Shannon M. Pelkey

Thermal inertia of crater‐related wind streaks on Mars

Data from the Thermal Emission Spectrometer (TES) on board the Mars Global Surveyor spacecraft are used to analyze the structure of and materials comprising crater-related wind streaks. Comparisons of high-resolution TES albedo and TES-based thermal inertia values within and adjacent to the streaks allow us to constrain the properties of the streaks and gain insight into their physical structure. The majority of the analyzed Type I bright, depositional streaks are distinct from the surrounding terrain in albedo, but not in thermal inertia. We conclude that these streaks consist of thin deposits of bright material greater than ∼1 pm thick but less than 1-3 mm thick. The majority of the analyzed Type I dark, erosional streaks identified from Viking images are now indistinct from the surrounding terrain in both albedo and thermal inertia. We conclude that these streaks have been covered by a thin deposit of bright material greater than ∼1 μm thick but less than 1-3 mm thick. All of the analyzed Type II dark, depositional streaks are distinct from the surrounding terrain in both albedo and thermal inertia. We conclude that these streaks consist of deposits greater than a few centimeters thick. In this case we were also able to use the thermal inertia values to estimate the particle sizes of the deposited material; the values correspond to a broad range of sand-sized particles easily mobilized by wind, supporting the deflation/deposition theory of Type II streak formation.

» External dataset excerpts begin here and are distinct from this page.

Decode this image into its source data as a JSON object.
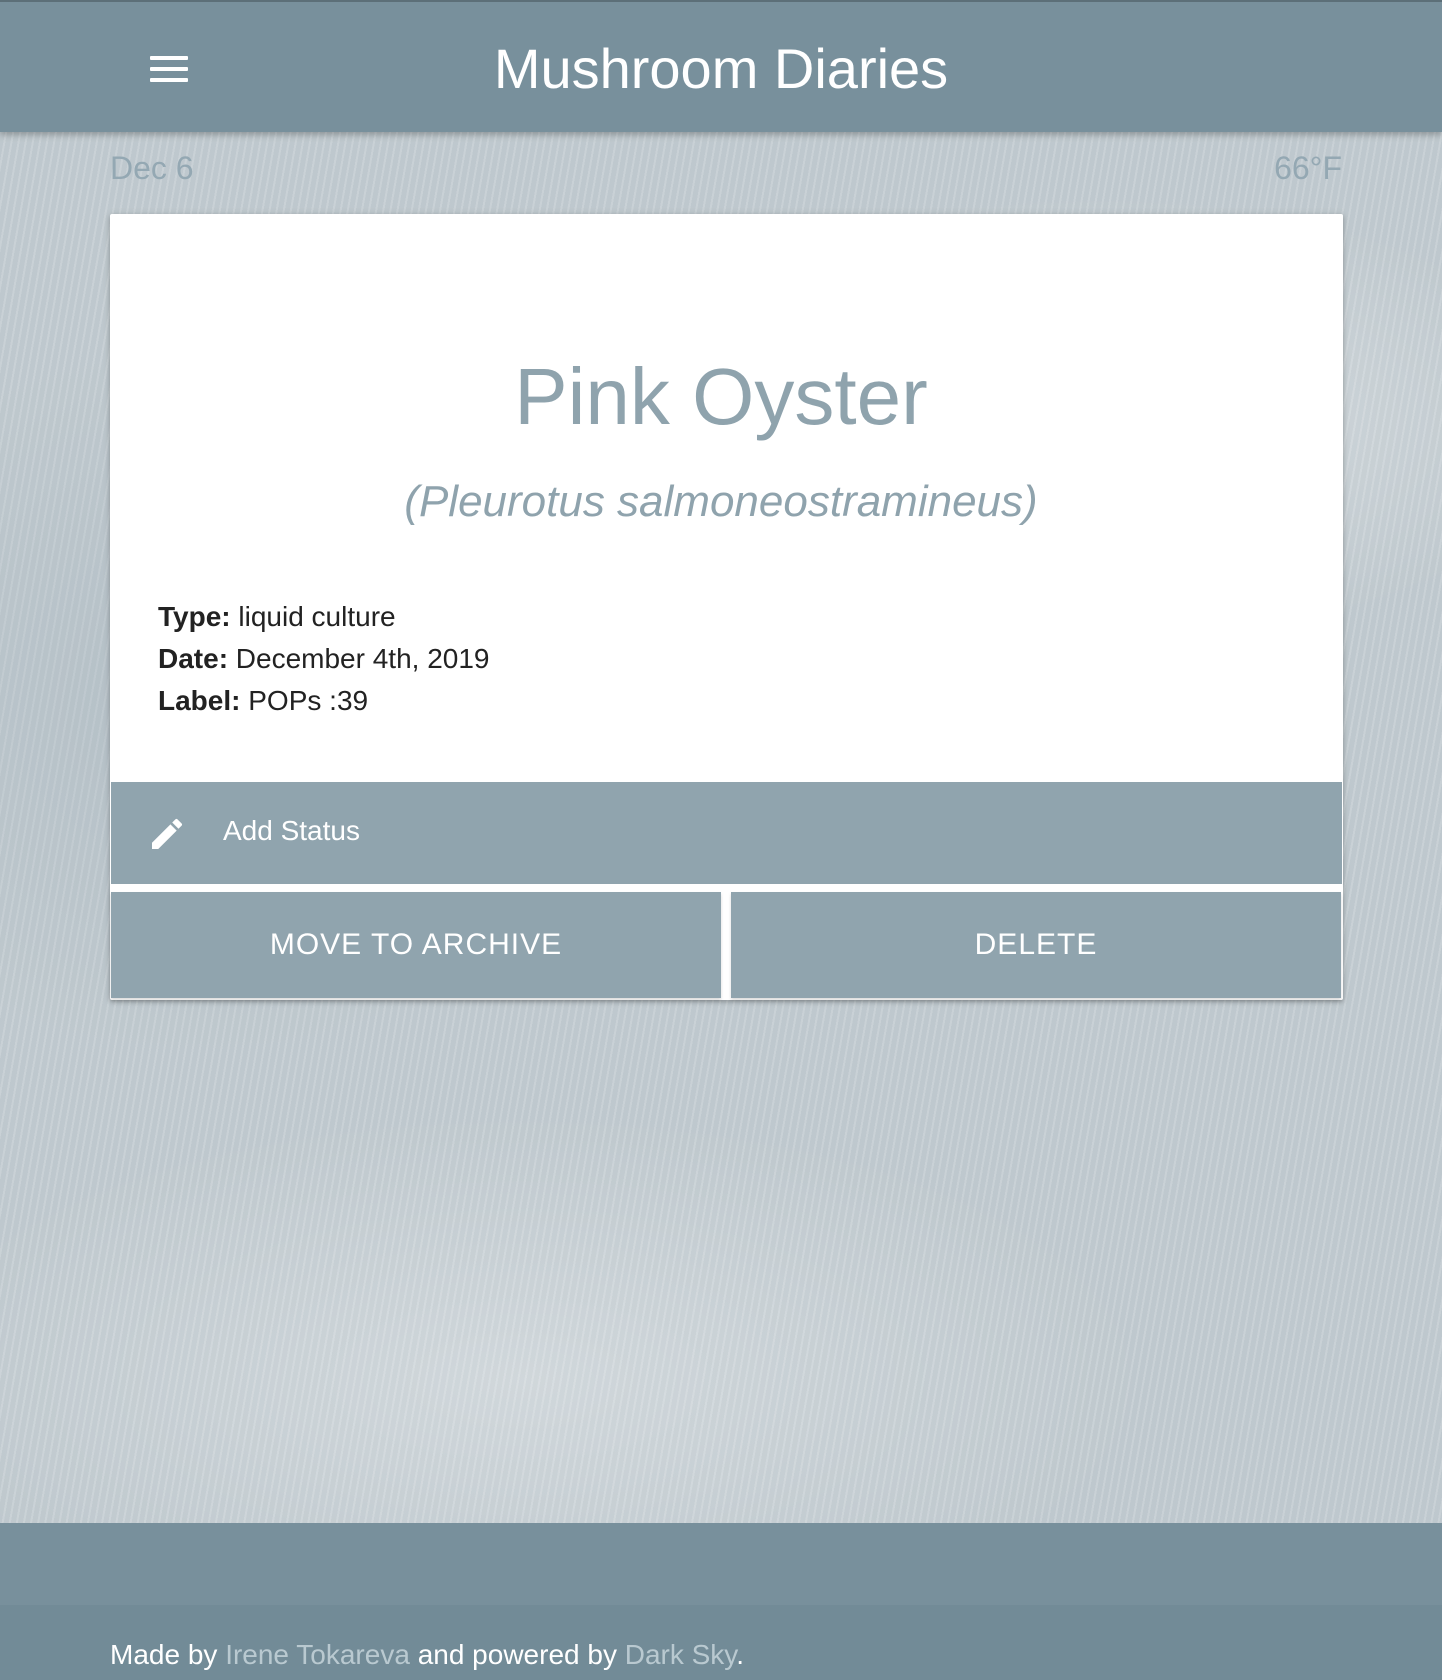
{
  "header": {
    "menu_icon": "hamburger-menu-icon",
    "title": "Mushroom Diaries"
  },
  "info_bar": {
    "date": "Dec 6",
    "temperature": "66°F"
  },
  "card": {
    "title": "Pink Oyster",
    "scientific_name": "(Pleurotus salmoneostramineus)",
    "details": [
      {
        "label": "Type:",
        "value": "liquid culture"
      },
      {
        "label": "Date:",
        "value": "December 4th, 2019"
      },
      {
        "label": "Label:",
        "value": "POPs :39"
      }
    ],
    "add_status": {
      "icon": "pencil-icon",
      "label": "Add Status"
    },
    "archive_button": "MOVE TO ARCHIVE",
    "delete_button": "DELETE"
  },
  "footer": {
    "prefix": "Made by",
    "author": "Irene Tokareva",
    "middle": "and powered by",
    "service": "Dark Sky",
    "suffix": "."
  },
  "colors": {
    "primary": "#78909c",
    "button": "#90a4ae",
    "muted_text": "#8fa3ad"
  }
}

Surficial properties in Melas Chasma, Mars, from Mars Odyssey THEMIS data

We examine the nature of the surface layer in a small area of the Melas Chasma region as determined from high-resolution thermal and visible Mars Odyssey Thermal Emission Imaging System (THEMIS) data as well as how our conclusions compare to past analyses. At THEMIS resolution, the thermal structure is dominated by local control and all significant thermal variations can be linked to morphology. Thus, THEMIS provides us with detailed images that contain thermophysical information as well, allowing us to create a surficial geologic map intended to reflect the surface structure of the region. Eight units have been defined: (i) blanketed plateaus with thermally distinct craters and fractures, (ii) blanketed canyon walls with rocky edges, (iii) indurated and/or rocky canyon wall slide material partially covered by aeolian material, (iv) an anomalous wall region with fluvial-like depressions partially filled with particulate material, (v) indurated and/or rocky ridged and non-ridged canyon floor landslide material mingled with aeolian material, (vi) sand sheets, (vii) indurated and/or rocky rounded blocks intermingled with small areas of aeolian material, and (viii) transverse dunes. The THEMIS thermal data support conclusions from previous studies but also reveal much more structure than was seen in the past. We have found that all significant thermal variations in this region can be linked to morphology but all morphological variations cannot be linked to significant thermal variations. THEMIS visible images provide an intermediate resolution that bridges the gap between MOC and Viking and allow for a more meaningful interpretation of the geologic context of a region. Surfaces indicate that landslides were an important geologic process long ago, shaping the canyon walls and floor, while aeolian processes have subsequently altered the surface layer in many locations and may still be active.